A Drought is an extended period where water availability falls below the statistical requirements for a region. Drought is not a purely physical phenomenon, but instead is an interplay between natural water availability and human demands for water supply.
The precise definition of drought is made complex due to political considerations, but there are generally three types of conditions that are referred to as drought.
- Meteorological drought is brought about when there is a prolonged period with below average precipitation.
- Agricultural drought is brought about when there is insufficient moisture for average crop or range production. This condition can arise, even in times of average precipitation, due to soil conditions or agricultural techniques.
- Hydrologic drought is brought about when the water reserves available in sources such as aquifers, lakes, and reservoirs falls below the statistical average. This condition can arise, even in times of average (or above average) precipitation, when increased usage of water diminishes the reserves.

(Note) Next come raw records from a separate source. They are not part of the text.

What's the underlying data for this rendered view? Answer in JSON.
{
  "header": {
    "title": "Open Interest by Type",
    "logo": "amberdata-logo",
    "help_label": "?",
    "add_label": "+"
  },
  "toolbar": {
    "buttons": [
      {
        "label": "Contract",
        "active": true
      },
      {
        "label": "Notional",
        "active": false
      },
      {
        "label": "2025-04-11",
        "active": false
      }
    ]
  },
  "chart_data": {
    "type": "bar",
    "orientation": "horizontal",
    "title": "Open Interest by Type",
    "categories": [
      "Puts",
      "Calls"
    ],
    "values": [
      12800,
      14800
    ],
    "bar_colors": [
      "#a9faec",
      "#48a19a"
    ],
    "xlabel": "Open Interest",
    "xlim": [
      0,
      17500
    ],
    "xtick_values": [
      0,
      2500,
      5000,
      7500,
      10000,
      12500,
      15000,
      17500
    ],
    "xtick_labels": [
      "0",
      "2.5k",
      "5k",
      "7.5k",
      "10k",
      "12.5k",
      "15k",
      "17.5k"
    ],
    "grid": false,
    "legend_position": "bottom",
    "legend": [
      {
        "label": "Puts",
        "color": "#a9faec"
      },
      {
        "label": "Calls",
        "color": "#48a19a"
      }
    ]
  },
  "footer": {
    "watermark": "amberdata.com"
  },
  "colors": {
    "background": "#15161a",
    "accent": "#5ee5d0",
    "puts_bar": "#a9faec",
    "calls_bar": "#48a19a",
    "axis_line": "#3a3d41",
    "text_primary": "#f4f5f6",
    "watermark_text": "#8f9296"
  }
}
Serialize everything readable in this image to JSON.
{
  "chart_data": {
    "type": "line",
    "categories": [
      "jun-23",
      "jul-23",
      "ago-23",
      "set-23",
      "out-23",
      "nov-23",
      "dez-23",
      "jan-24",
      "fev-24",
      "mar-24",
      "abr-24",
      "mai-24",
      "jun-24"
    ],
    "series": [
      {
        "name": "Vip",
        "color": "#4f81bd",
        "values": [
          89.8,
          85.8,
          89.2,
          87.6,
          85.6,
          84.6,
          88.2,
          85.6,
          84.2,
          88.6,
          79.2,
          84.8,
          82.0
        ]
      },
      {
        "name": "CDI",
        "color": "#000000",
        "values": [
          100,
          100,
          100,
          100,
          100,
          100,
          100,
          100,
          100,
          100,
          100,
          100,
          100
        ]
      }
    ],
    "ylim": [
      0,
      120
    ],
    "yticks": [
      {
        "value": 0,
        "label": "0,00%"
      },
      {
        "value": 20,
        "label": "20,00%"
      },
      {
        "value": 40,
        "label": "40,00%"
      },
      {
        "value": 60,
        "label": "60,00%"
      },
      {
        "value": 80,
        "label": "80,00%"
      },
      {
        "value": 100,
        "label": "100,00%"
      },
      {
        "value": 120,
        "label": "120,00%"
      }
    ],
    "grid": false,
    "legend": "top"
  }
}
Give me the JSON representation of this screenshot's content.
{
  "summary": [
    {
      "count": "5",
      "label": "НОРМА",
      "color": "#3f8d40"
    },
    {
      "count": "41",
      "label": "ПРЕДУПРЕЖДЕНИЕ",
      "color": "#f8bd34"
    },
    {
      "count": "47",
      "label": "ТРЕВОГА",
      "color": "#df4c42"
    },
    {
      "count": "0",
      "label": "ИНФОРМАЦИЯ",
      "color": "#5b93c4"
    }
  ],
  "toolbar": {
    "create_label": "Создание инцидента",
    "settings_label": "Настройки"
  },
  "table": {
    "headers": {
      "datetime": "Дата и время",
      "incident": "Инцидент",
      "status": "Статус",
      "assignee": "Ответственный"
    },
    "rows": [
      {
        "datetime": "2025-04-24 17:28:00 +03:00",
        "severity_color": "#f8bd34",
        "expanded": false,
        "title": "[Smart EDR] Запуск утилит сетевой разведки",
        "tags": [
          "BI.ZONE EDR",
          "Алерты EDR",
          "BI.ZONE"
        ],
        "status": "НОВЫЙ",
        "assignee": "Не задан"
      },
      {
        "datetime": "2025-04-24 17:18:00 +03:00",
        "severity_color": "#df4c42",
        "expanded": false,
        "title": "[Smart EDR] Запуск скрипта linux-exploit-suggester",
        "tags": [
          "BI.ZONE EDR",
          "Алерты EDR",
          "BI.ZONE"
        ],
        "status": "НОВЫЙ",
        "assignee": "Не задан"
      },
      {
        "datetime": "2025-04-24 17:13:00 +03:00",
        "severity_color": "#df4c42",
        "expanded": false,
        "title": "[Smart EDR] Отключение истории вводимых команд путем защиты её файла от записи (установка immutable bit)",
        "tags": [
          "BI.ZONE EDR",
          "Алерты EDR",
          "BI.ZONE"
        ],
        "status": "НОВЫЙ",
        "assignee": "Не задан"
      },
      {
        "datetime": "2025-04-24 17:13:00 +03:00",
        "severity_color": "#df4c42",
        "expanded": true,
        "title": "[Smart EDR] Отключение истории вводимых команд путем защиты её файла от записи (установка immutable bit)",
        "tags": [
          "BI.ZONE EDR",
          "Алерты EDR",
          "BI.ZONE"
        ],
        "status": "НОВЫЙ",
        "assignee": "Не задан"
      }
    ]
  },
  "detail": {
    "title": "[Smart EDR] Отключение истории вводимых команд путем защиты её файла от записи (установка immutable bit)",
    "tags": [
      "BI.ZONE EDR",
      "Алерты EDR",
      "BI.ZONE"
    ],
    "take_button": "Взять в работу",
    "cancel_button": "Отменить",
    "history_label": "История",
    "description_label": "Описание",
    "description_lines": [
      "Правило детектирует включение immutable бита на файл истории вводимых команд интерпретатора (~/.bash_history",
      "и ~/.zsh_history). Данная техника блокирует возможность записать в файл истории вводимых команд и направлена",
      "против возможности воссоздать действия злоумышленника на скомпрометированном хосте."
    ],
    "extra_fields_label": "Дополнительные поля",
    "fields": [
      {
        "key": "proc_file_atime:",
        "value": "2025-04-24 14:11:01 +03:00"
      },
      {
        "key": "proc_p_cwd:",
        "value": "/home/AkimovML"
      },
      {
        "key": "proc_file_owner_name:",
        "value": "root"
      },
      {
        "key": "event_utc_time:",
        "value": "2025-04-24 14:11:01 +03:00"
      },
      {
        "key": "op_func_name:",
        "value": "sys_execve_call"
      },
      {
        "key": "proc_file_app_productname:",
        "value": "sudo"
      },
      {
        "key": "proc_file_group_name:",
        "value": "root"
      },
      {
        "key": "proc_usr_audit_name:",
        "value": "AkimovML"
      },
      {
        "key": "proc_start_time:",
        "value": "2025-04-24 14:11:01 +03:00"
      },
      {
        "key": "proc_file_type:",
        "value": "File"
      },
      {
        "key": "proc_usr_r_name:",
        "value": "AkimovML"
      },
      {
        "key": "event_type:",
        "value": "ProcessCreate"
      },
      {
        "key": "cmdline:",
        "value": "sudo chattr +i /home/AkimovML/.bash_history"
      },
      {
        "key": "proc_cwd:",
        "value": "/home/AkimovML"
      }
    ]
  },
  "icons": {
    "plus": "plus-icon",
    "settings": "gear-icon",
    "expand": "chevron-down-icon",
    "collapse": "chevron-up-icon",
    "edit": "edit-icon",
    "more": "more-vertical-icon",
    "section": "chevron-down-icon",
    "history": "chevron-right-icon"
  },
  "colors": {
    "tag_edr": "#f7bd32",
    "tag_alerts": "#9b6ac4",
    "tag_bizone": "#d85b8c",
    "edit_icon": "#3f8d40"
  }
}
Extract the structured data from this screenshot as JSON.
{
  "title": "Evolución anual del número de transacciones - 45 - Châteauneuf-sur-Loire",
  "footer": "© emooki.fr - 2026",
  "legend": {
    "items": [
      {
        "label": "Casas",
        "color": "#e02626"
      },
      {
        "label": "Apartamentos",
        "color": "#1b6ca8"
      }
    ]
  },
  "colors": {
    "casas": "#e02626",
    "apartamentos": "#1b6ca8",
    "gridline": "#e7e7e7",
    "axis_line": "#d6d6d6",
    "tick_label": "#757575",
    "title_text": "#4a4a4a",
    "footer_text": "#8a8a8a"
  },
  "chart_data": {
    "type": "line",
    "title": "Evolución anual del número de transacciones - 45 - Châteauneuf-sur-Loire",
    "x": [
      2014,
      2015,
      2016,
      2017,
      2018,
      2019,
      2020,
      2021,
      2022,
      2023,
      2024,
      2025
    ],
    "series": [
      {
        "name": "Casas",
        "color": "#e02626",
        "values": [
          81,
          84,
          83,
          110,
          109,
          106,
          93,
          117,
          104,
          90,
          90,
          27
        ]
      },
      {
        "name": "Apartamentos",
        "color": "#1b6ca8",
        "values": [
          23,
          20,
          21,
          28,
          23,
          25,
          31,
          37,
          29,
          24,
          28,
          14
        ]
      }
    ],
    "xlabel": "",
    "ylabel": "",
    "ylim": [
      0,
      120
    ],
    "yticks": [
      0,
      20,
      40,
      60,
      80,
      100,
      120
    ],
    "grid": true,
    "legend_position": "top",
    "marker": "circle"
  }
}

When the word "drought" is used commonly, the most often intended definition is meteorological drought. However, when the word is used by urban planners, it is more frequently in the sense of hydrologic drought.
Periods of drought can have significant economic and social consequences. The most famous example of this was seen in the dustbowl of the 1920s and 1930s, when entire districts of the American Great Plains were depopulated by a combination of drought and economic recession.
Drought can often be the precipitating factor that causes famine, in particular in countries without extensive economic resources.